At least three states are reopening their health insurance exchanges amid the coronavirus outbreak in an effort to boost coverage and expand treatment for the uninsured, reports Roll Call. Maryland, Massachusetts and Washington state all announced special enrollment periods for uninsured individuals this week as the outbreak worsens and governors declare emergencies. Twelve states and the District of Columbia operate their own health insurance exchanges, which give local leaders the authority to reopen enrollment on their own in the face of an emergency like the coronavirus.
VCU Health is halting seizure of patients’ wages and removing thousands of liens against patients’ homes, some dating to the 1990s, according to Kaiser Health News. The moves follow an investigation last year by Kaiser Health News that found VCU Health and Virginia’s other major teaching-hospital system, UVA Health, pursued tens of thousands of patients over the years for overdue bills, sending many into bankruptcy. Liens often reached thousands of dollars and Virginia allows creditors to garnish up to 25 percent of a patient’s earnings.

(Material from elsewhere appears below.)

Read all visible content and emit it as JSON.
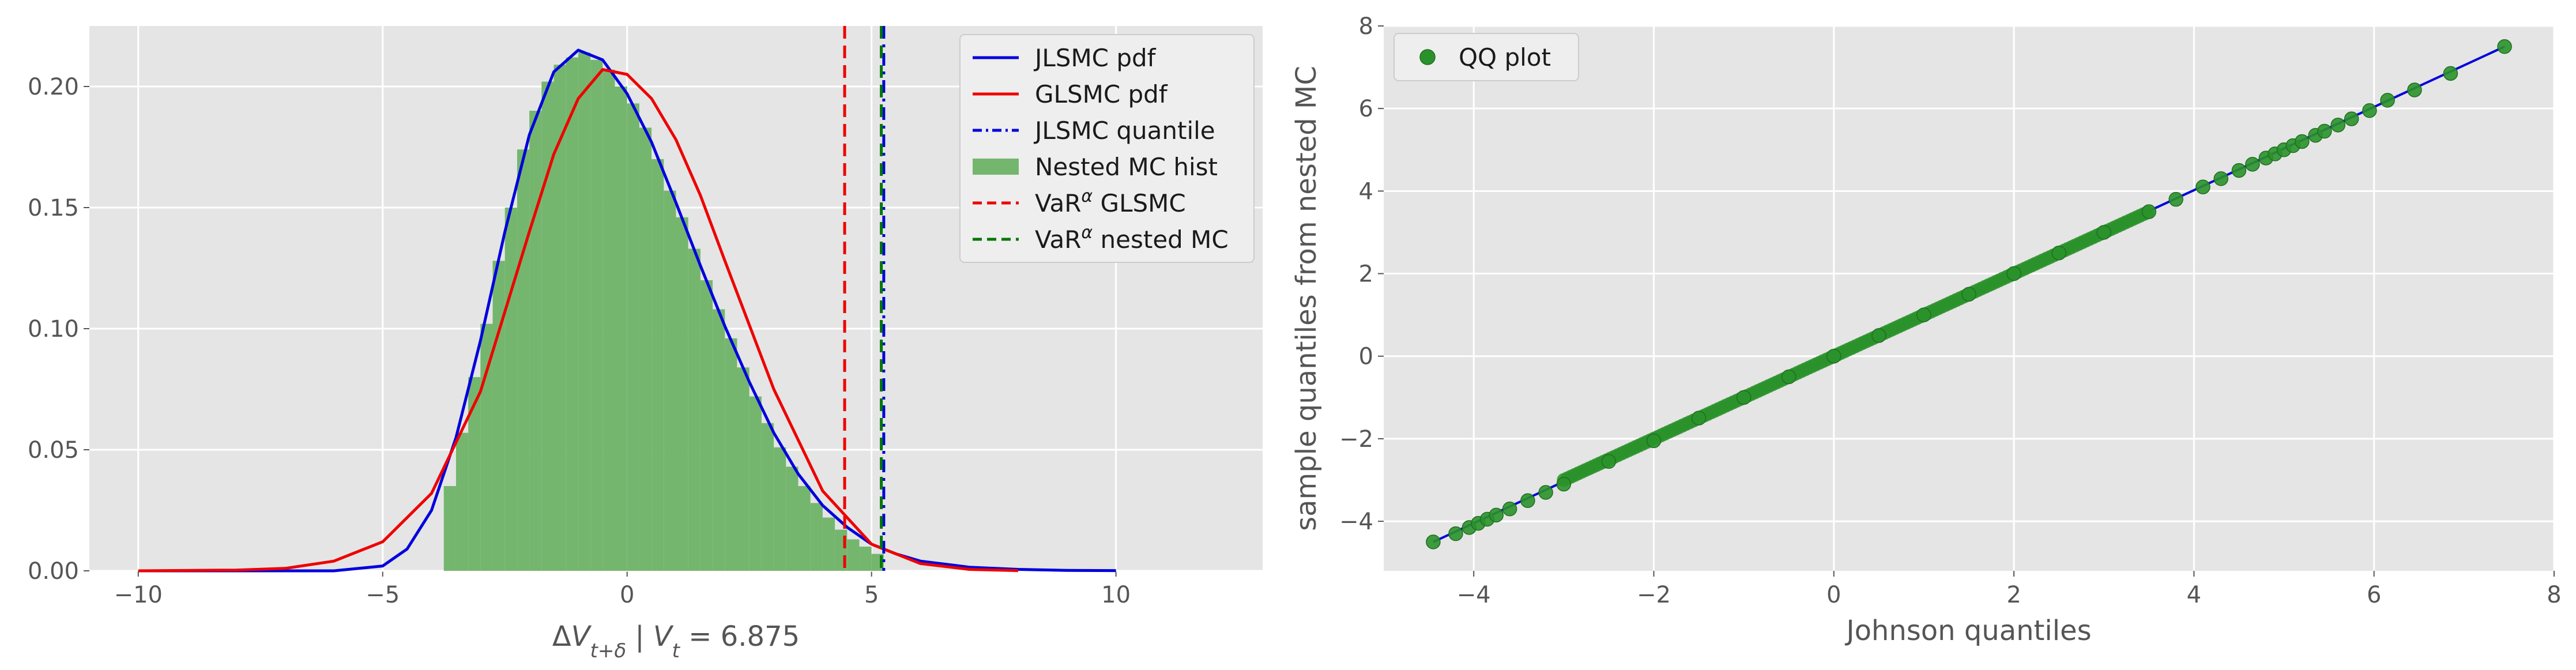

California is joining several states in scrutinizing alternative health plans, programs that provide limited coverage and are not required to offer many of the protections provided by Affordable Care Act (ACA)-compliant plans, according to the New York Times. State officials ordered a major Christian group to stop offering the arrangement, which pools members’ contributions to cover their medical expenses, because they are not required to meet standards for traditional insurance plans.
Michigan’s proposed budget contains $5 million in funding to create a five-employee office to transform how the state pays for healthcare through Medicaid, according to Modern Healthcare. The ultimate goal of the Medicaid transformation office in the Department of Health and Human Services is to come up with a variety of new or enhanced "value-based" reimbursement systems for health plans, hospitals, physicians, nursing homes and home and community-based providers. The office would evaluate best practices in other states, develop programs and offer recommendations.
Arizona’s Supreme Court unanimously ruled that hospitals accepting payment from the state’s Medicaid program cannot try to collect additional payment by going after money owed to the patient, reports the Arizona Capitol Times. Specifically, the justices voided sections of state law that have allowed hospitals to impose financial liens on people who owed money to the hospital when Medicaid payments were lower than billed charges. This included a situation where a patient was in an automobile accident and the hospital attempted to collect money from the driver of the other vehicle.